1905 Rucker House Lists in Everett, Washington for $3.5M (PHOTOS)

1905 Rucker House Lists in Everett, Washington for $3.5M

$3,500,000 | Built 1905 | 9,955 Sq. Ft. | 6 Beds | 6 Baths | 2.76 Acres
412 Laurel Drive, Everett, Washington, United States, 98201
Built in 1904-05, the Rucker House, known also as the Rucker Mansion and listed on the National Register of Historic Places, has hit the market in Everett, Washington for $3.5 million. The views of Puget Sound, the Olympic Mountains, and the Cascade Mountains are truly spectacular from this approximately 10,000 square foot masterpiece. This home has been completely renovated with the finest of finishes & features world-class materials, craftsmanship & woodworking. The 2.76 acres are impeccably landscaped and include the carriage house that offers 4,300 square feet and the original horse stalls below. The floor plan is very functional and is an entertainer’s dream. The elevator can escort your guests to the top floor ballroom for some dancing and they can find fresh air and stunning sunsets on any of three balconies. Rucker Mansion is on the market for $3.5 million with Dan Gunderson of Windermere Real Estate M2 LLC.

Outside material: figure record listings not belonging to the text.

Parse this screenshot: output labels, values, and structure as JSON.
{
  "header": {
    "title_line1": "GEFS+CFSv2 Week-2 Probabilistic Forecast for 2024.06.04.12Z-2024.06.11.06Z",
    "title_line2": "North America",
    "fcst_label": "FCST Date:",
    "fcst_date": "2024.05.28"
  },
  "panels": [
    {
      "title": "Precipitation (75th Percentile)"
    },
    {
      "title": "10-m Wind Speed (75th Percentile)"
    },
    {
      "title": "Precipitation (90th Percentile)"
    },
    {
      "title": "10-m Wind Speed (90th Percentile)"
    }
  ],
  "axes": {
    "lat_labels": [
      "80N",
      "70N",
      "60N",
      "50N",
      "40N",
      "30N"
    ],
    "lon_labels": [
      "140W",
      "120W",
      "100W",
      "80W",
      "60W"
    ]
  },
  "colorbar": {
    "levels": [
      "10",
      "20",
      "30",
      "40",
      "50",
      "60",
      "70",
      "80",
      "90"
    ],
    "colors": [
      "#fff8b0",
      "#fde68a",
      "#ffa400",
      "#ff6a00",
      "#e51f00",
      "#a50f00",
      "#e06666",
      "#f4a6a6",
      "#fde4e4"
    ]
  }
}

History of the Rucker House by Herald Net: The population of Everett was 16,000 in 1905 when construction was finished on the mansion built by timber tycoon brothers Wyatt and Bethel Rucker for a then-whopping $40,000. The home was shared with Bethel’s bride, Ruby, and their mom, Jane Rucker, who died two years later. The home changed hands when the Ruckers moved to Lake Stevens to be near their sawmill, tired of the long commute by horse-and-buggy and row boat. Though no Rucker (other than a namesake dog) has lived in the house for about 100 years, it’s still called Rucker Mansion. In the 1990s, the property was vacant and needed TLC. There was talk of razing it and subdividing the land. Bob and Brenda Kerr scooped it up for $650,000 in 1997. The couple, who met in Alaska, were newlyweds. Bob had lived in Bellevue since 1975, and he wanted to bring Brenda to Washington. “I told her about this charming old house in Everett with a ballroom,” said Bob Kerr, who hails from Texas and still has the drawl. Brenda Kerr, an outdoorsy Minnesotan turned Coloradan then Alaskan, wasn’t familiar with Everett or its Rucker founders. “I just thought we were touring a cool historic mansion,” she said. The couple saw the house on a Sunday and made an offer on Monday. They own property management and investment companies, but this was for their residence. The Kerrs spent the next 23 years fixing it up. It was a combination of DIY and calling in the experts.